Each nesting level is examined in a bottom-up order. This has the effect of pushing communication into the outermost loops as much as possible. The components are re-initialized at each level so that each loop nest is considered in the context of its sequential outer nest at the current level. The partitions found at each level are used to initialize the partitions for the next level. All references to loop indices that are outside the current nesting level are treated as symbolic constants when finding the partition constraints. In this manner, only the constraints for the current level are considered.
In the bipartite interference graph, there is an edge between each array node and each loop node that accesses the array. Each array node in the bipartite interference graph only has a single decomposition. Thus, if the dynamic algorithm discovers that an array's decomposition changes, the node corresponding to that array in the interference graph is split at all subsequent levels. The edges are adjusted so that loops using the reorganized decomposition now point to the proper array node.

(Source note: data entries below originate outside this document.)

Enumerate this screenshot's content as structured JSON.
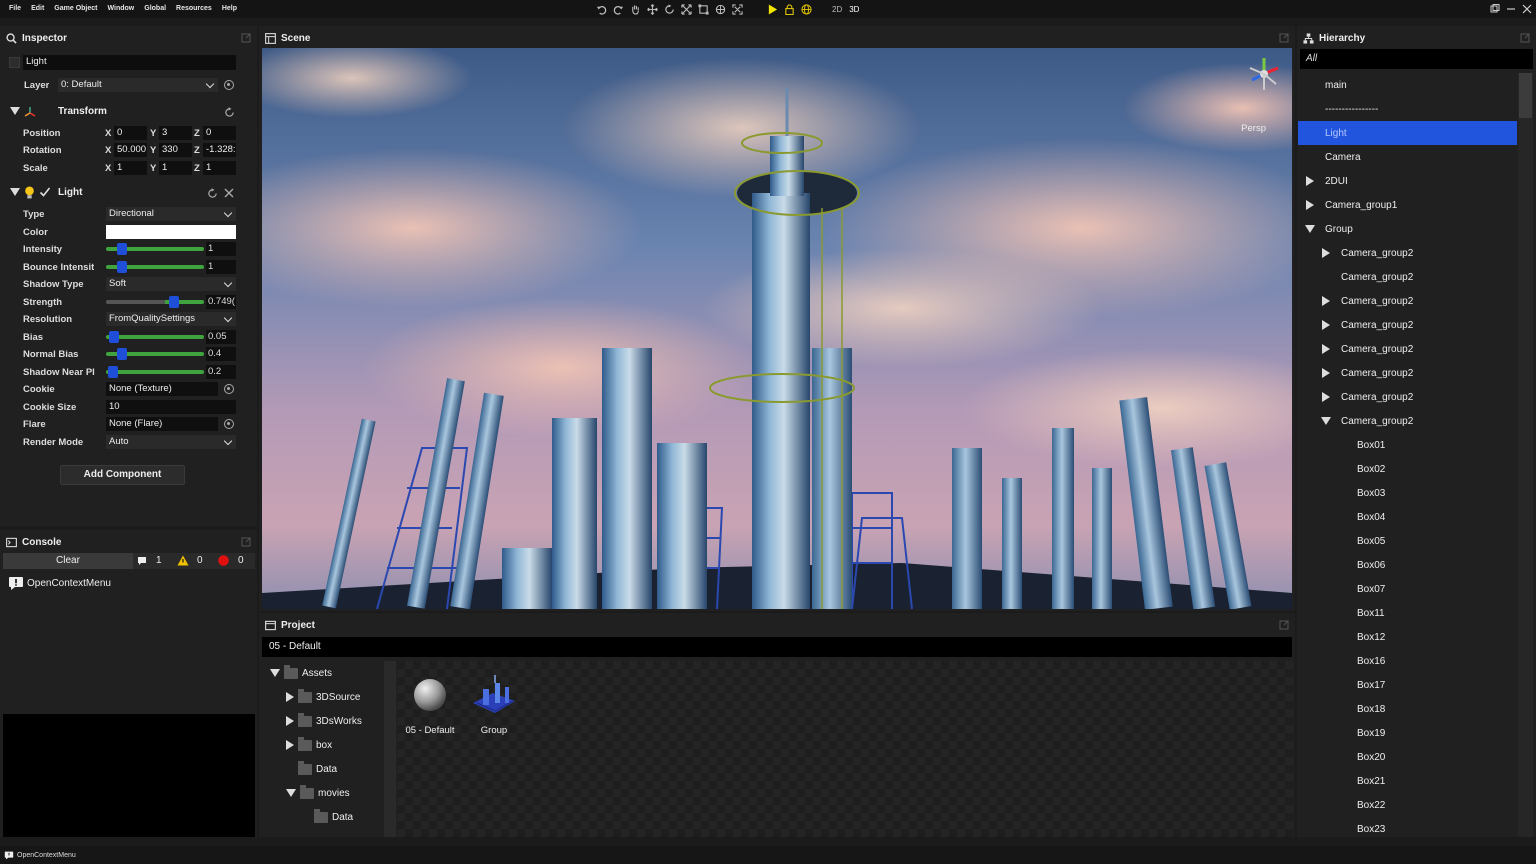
{
  "menu": [
    "File",
    "Edit",
    "Game Object",
    "Window",
    "Global",
    "Resources",
    "Help"
  ],
  "toolbar": {
    "mode_2d": "2D",
    "mode_3d": "3D"
  },
  "inspector": {
    "title": "Inspector",
    "object_name": "Light",
    "layer_label": "Layer",
    "layer_value": "0: Default",
    "transform": {
      "title": "Transform",
      "position_label": "Position",
      "position": {
        "x": "0",
        "y": "3",
        "z": "0"
      },
      "rotation_label": "Rotation",
      "rotation": {
        "x": "50.000",
        "y": "330",
        "z": "-1.328:"
      },
      "scale_label": "Scale",
      "scale": {
        "x": "1",
        "y": "1",
        "z": "1"
      }
    },
    "light": {
      "title": "Light",
      "type_label": "Type",
      "type_value": "Directional",
      "color_label": "Color",
      "color_value": "#ffffff",
      "intensity_label": "Intensity",
      "intensity_value": "1",
      "intensity_fraction": 0.125,
      "bounce_label": "Bounce Intensit",
      "bounce_value": "1",
      "bounce_fraction": 0.125,
      "shadow_type_label": "Shadow Type",
      "shadow_type_value": "Soft",
      "strength_label": "Strength",
      "strength_value": "0.749(",
      "strength_fraction": 0.72,
      "resolution_label": "Resolution",
      "resolution_value": "FromQualitySettings",
      "bias_label": "Bias",
      "bias_value": "0.05",
      "bias_fraction": 0.03,
      "normal_bias_label": "Normal Bias",
      "normal_bias_value": "0.4",
      "normal_bias_fraction": 0.13,
      "near_plane_label": "Shadow Near Pl",
      "near_plane_value": "0.2",
      "near_plane_fraction": 0.02,
      "cookie_label": "Cookie",
      "cookie_value": "None (Texture)",
      "cookie_size_label": "Cookie Size",
      "cookie_size_value": "10",
      "flare_label": "Flare",
      "flare_value": "None (Flare)",
      "render_mode_label": "Render Mode",
      "render_mode_value": "Auto"
    },
    "add_component": "Add Component"
  },
  "console": {
    "title": "Console",
    "clear": "Clear",
    "info_count": "1",
    "warn_count": "0",
    "error_count": "0",
    "message": "OpenContextMenu"
  },
  "scene": {
    "title": "Scene",
    "projection": "Persp"
  },
  "project": {
    "title": "Project",
    "path": "05 - Default",
    "tree": [
      {
        "label": "Assets",
        "level": 0,
        "state": "open"
      },
      {
        "label": "3DSource",
        "level": 1,
        "state": "closed"
      },
      {
        "label": "3DsWorks",
        "level": 1,
        "state": "closed"
      },
      {
        "label": "box",
        "level": 1,
        "state": "closed"
      },
      {
        "label": "Data",
        "level": 1,
        "state": "none"
      },
      {
        "label": "movies",
        "level": 1,
        "state": "open"
      },
      {
        "label": "Data",
        "level": 2,
        "state": "none"
      }
    ],
    "assets": [
      {
        "label": "05 - Default",
        "icon": "sphere-material-icon"
      },
      {
        "label": "Group",
        "icon": "model-prefab-icon"
      }
    ]
  },
  "hierarchy": {
    "title": "Hierarchy",
    "filter": "All",
    "items": [
      {
        "label": "main",
        "level": 0,
        "state": "none"
      },
      {
        "label": "----------------",
        "level": 0,
        "state": "none"
      },
      {
        "label": "Light",
        "level": 0,
        "state": "none",
        "selected": true
      },
      {
        "label": "Camera",
        "level": 0,
        "state": "none"
      },
      {
        "label": "2DUI",
        "level": 0,
        "state": "closed"
      },
      {
        "label": "Camera_group1",
        "level": 0,
        "state": "closed"
      },
      {
        "label": "Group",
        "level": 0,
        "state": "open"
      },
      {
        "label": "Camera_group2",
        "level": 1,
        "state": "closed"
      },
      {
        "label": "Camera_group2",
        "level": 1,
        "state": "none"
      },
      {
        "label": "Camera_group2",
        "level": 1,
        "state": "closed"
      },
      {
        "label": "Camera_group2",
        "level": 1,
        "state": "closed"
      },
      {
        "label": "Camera_group2",
        "level": 1,
        "state": "closed"
      },
      {
        "label": "Camera_group2",
        "level": 1,
        "state": "closed"
      },
      {
        "label": "Camera_group2",
        "level": 1,
        "state": "closed"
      },
      {
        "label": "Camera_group2",
        "level": 1,
        "state": "open"
      },
      {
        "label": "Box01",
        "level": 2,
        "state": "none"
      },
      {
        "label": "Box02",
        "level": 2,
        "state": "none"
      },
      {
        "label": "Box03",
        "level": 2,
        "state": "none"
      },
      {
        "label": "Box04",
        "level": 2,
        "state": "none"
      },
      {
        "label": "Box05",
        "level": 2,
        "state": "none"
      },
      {
        "label": "Box06",
        "level": 2,
        "state": "none"
      },
      {
        "label": "Box07",
        "level": 2,
        "state": "none"
      },
      {
        "label": "Box11",
        "level": 2,
        "state": "none"
      },
      {
        "label": "Box12",
        "level": 2,
        "state": "none"
      },
      {
        "label": "Box16",
        "level": 2,
        "state": "none"
      },
      {
        "label": "Box17",
        "level": 2,
        "state": "none"
      },
      {
        "label": "Box18",
        "level": 2,
        "state": "none"
      },
      {
        "label": "Box19",
        "level": 2,
        "state": "none"
      },
      {
        "label": "Box20",
        "level": 2,
        "state": "none"
      },
      {
        "label": "Box21",
        "level": 2,
        "state": "none"
      },
      {
        "label": "Box22",
        "level": 2,
        "state": "none"
      },
      {
        "label": "Box23",
        "level": 2,
        "state": "none"
      }
    ]
  },
  "status": {
    "message": "OpenContextMenu"
  },
  "colors": {
    "selection": "#2255dd",
    "slider_track": "#3fa33f",
    "slider_knob": "#1f4fd8",
    "play": "#f2e600"
  }
}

Once the components have been formed, the algorithm finds the orientations and displacements. The orientations of the arrays and loops within a component are relative to one another; for example, no additional communication would result from transposing all the decompositions within a component. We use this observation to reduce the amount of communication when finding the orientations across components. Our compiler chooses an orientation for each component that matches as closely as possible to the other components that are connected by edges. Again, the compiler uses a greedy strategy based on the edge weights to decide which components to orient first. The orientations and displacements within a component are found using the algorithms described in Section 4.4 and Section 4.5, respectively.
The dynamic decomposition algorithm shown in Figure 6 is the driver algorithm for finding decompositions in the general case. It finds data and computation decompositions that maximize parallelism and minimize data reorganization and pipelined communication. The partitioning algorithms from the previous two sections are used as subroutines to the dynamic algorithm. In particular, if a static decomposition exists, then the dynamic algorithm will be able to successfully join all the loop nodes into a single component. In general, the algorithm reports a data decomposition for each array at each loop nest, and a computation decomposition for each loop nest.